The elite level of competition combined with difficult court conditions has turned one of the most prestigious tournaments in tennis into an all-out battle of attrition. It's a battle that all four men's semifinalists have embraced and conquered.
However, they all still have questions that they must answer if they want to punch their ticket to the finals.
Here's a look at the biggest question for each.
Andy Murray: Will He Fall Behind Early Again?
Andy Murray comes into his match against upstart Polish phenom Jerzy Janowicz as a favorite. However, as evidenced by Murray's quarterfinals matchup against Fernando Verdasco, that doesn't mean that he's unbeatable.
The local favorite fell behind early in his match with the big-serving Verdasco, dropping the first two sets, 4-6, 3-6. Verdasco won the first set despite making 15 unforced errors, a number that Murray should have been able to capitalize on.
Murray was able to get back to top form by the end of the match, rallying to win the last three sets and reach the semifinals, but Janowicz again presents the challenge of a player with a big service game. If Murray falls behind this time, it will be much more difficult to mount a comeback.
Janowicz has dropped just two sets at Wimbledon.
Jerzy Janowicz: Is He Prepared to Win on the Big Stage?
Jerzy Janowicz has all the raw tools to become a consistent threat at Wimbledon (and other Slams for that matter). He's incredibly rangy, partly because he's 6'8", gets great power from his backhand and, most of all, he already has a dominant serve.
The 22-year-old has hit 140 mph with his serve and has racked up 94 aces at the tournament—31 more than anyone else in the entire field. He has earned 84 percent of his first serve points and has rode that advantage into the semifinals.
The only question that remains is if he's ready to make the leap.
Reaching the semifinals is an impressive feat for the rising star, but getting to the Wimbledon final is another conquest entirely. Just ask Janowicz's opponent—Murray, who went to three straight Wimbledon semifinals before making it to the finals last year.

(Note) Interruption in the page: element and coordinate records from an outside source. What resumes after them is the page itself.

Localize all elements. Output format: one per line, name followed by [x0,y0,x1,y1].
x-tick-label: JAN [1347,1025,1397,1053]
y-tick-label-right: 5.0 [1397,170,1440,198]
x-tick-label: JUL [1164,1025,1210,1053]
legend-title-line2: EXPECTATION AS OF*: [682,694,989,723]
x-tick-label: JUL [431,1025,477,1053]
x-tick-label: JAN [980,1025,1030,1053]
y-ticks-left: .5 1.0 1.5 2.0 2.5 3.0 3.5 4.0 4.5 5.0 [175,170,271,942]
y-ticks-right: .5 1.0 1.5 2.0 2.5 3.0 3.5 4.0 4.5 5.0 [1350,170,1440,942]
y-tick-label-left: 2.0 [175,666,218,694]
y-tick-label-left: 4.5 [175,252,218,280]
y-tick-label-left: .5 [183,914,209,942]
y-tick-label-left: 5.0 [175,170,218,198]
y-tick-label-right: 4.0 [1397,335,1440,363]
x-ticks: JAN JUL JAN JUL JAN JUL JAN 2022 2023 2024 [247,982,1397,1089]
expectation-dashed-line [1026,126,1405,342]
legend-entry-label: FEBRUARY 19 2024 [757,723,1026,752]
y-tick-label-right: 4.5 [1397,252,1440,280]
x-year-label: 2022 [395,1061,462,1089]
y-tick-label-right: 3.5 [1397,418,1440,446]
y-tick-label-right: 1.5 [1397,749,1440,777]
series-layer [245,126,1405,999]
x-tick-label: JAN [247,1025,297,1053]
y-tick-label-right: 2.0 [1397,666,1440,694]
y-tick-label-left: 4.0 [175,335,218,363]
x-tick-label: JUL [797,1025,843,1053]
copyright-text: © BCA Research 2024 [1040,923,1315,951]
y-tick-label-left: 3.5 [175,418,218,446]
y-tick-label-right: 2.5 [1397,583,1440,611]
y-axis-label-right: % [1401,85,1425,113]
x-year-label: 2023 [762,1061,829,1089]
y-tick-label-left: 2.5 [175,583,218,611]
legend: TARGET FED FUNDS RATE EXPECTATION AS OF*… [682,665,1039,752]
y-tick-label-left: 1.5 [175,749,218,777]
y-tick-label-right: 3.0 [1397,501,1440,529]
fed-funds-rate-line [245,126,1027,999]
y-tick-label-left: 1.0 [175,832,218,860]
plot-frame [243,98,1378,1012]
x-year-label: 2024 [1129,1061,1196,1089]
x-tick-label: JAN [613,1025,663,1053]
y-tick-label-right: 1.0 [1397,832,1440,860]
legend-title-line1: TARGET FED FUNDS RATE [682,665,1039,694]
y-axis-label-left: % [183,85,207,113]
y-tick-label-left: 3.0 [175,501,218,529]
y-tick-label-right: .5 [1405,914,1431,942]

Novak Djokvovic: Does His Recent Loss to del Potro Mean Anything?
Novak Djokovic isn't just enjoying dominance at Wimbledon, he has been on fire throughout 2013.
Only five players have figured out a way to beat the Serbian superstar this year. Unfortunately for him, one of those five is his next opponent in Juan Martin del Potro.
The crafty Argentinian found a way to beat the Djoker at Indian Wells back in March, 4-6, 6-4, 6-4, but does that mean that del Potro can repeat his performance?
If Djokovic's run through Wimbledon is any indication, the answer is no. Tommy Haas defeated him at the Sony Open, but couldn't keep Djokovic from beating him in straight sets at Wimbledon.
Juan Martin del Potro: Is He Healthy Enough to Win?
Del Potro wasn't a favorite to get to this point, but he's certainly proved that he belongs. His run through the tournament includes impressive straight-set victories over both David Ferrer and Andreas Seppi.
However, del Potro's great play may not be enough if his knee isn't in top shape. Del Potro has struggled with his knee injury at the tournament and even considered pulling out against Ferrer, per Wimbledon's official Twitter feed.
#DelPotro I was really close to pulling out because I felt a lot of pain. The doctor game me some magic pills & I’m so pleased to be through— Wimbledon (@Wimbledon) July 3, 2013
Djokovic has been absolutely dominant through five rounds. He has yet to drop a single set and is primed to put another Grand Slam trophy on his mantel. Del Potro is going to have to be completely healthy if he's going to pull off the upset.
Can his knee hold up for a five-set match?